Chi pensa che un algoritmo non capisca le sfumature è rimasto indietro. L’IA non ha sensibilità, ma ha memoria; non conosce il tono, ma sa leggere il contesto. E soprattutto non si stanca, non si offende, non serba rancore. In un ambiente come il condominio, dove le relazioni sono tanto inevitabili quanto fragili, si tratta di virtù preziose. Una comunicazione reiterata e rispettosa dei tempi di ciascuno può evitare piccole frizioni; un promemoria ben calibrato può prevenire l’errore prima che si trasformi in accusa. E se ci si abitua a consultare un cruscotto condiviso invece che un vicino irritato, forse qualcosa nel tessuto sociale cambia davvero. Le macchine, da questo punto di vista, non sostituiscono la cortesia: la rendono possibile, anche quando la soglia di sopportazione è colma.

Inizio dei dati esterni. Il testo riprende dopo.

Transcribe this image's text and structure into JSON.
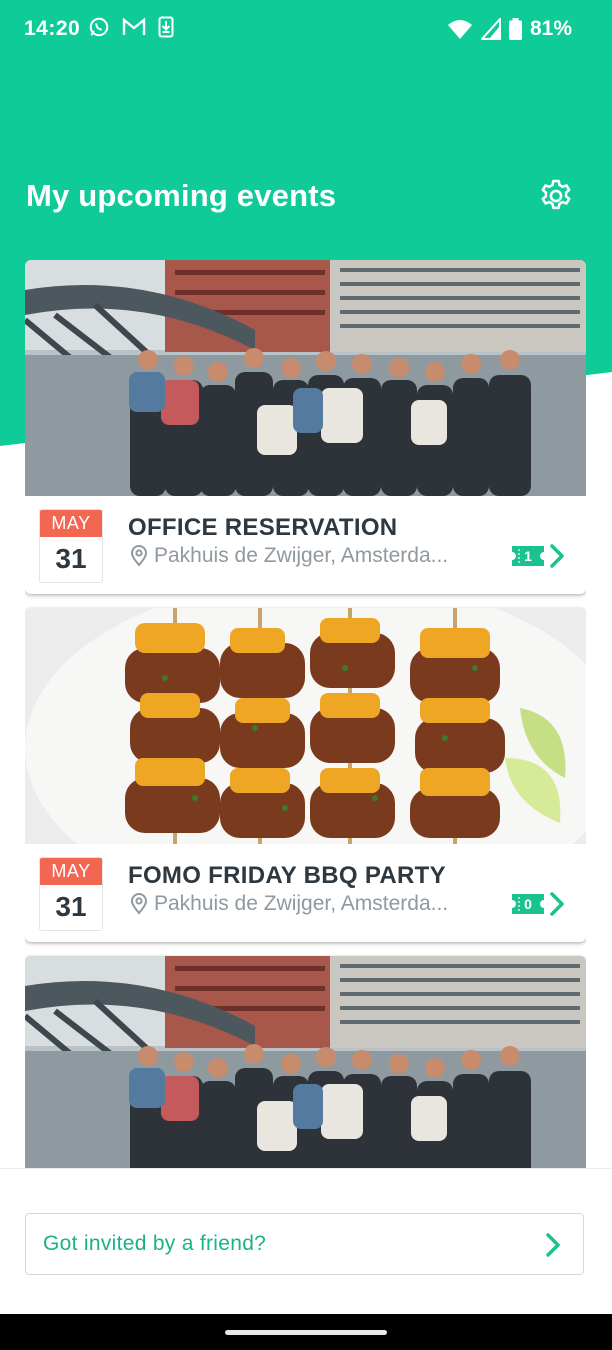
{
  "status_bar": {
    "time": "14:20",
    "battery_percent": "81%",
    "left_icons": [
      "whatsapp-icon",
      "gmail-icon",
      "download-icon"
    ],
    "right_icons": [
      "wifi-icon",
      "signal-icon",
      "battery-icon"
    ]
  },
  "header": {
    "title": "My upcoming events",
    "settings_icon": "gear-icon"
  },
  "events": [
    {
      "month": "MAY",
      "day": "31",
      "title": "OFFICE RESERVATION",
      "location": "Pakhuis de Zwijger, Amsterda...",
      "ticket_count": "1",
      "image": "group-photo"
    },
    {
      "month": "MAY",
      "day": "31",
      "title": "FOMO FRIDAY BBQ PARTY",
      "location": "Pakhuis de Zwijger, Amsterda...",
      "ticket_count": "0",
      "image": "bbq-skewers-photo"
    },
    {
      "image": "group-photo"
    }
  ],
  "invite": {
    "label": "Got invited by a friend?"
  },
  "colors": {
    "brand_green": "#0fcb98",
    "date_red": "#f26652",
    "text_dark": "#2e3840",
    "text_muted": "#9099a0"
  }
}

È tempo, dunque, che anche il più restio dei consiglieri condominiali prenda atto: l’IA non sostituisce la convivenza, ma la facilita. Come l’ascensore, come la porta blindata, come la riunione convocata via PEC. Ed è probabile che, tra qualche anno, ricorderemo con tenerezza le discussioni epocali sul cambio dell’amministratore, e ci chiederemo com’è stato possibile affrontarle senza un assistente digitale a fianco. In un futuro prossimo, saranno forse gli stessi condomini a chiedere una “verifica automatica dei verbali”, o un “riepilogo delle decisioni in linguaggio naturale”, come si richiede oggi un bilancio consuntivo. O magari una sintesi delle liti più comuni, con statistiche sull’efficacia dei compromessi adottati!
L’intelligenza artificiale, in questo, non farà che agire da archivio vivente della convivenza, testimone neutro ma presente.
“L’uomo è un animale condominiale”, avrebbe detto Aristotele se fosse vissuto nel secolo delle assemblee su Zoom. E forse avrebbe aggiunto, con una punta d’ironia: “ma lasciate pure che sia una macchina a gestire i millesimi, almeno evitiamo le alzate di mano polemiche e i conteggi approssimativi fatti sul bordo di un verbale”.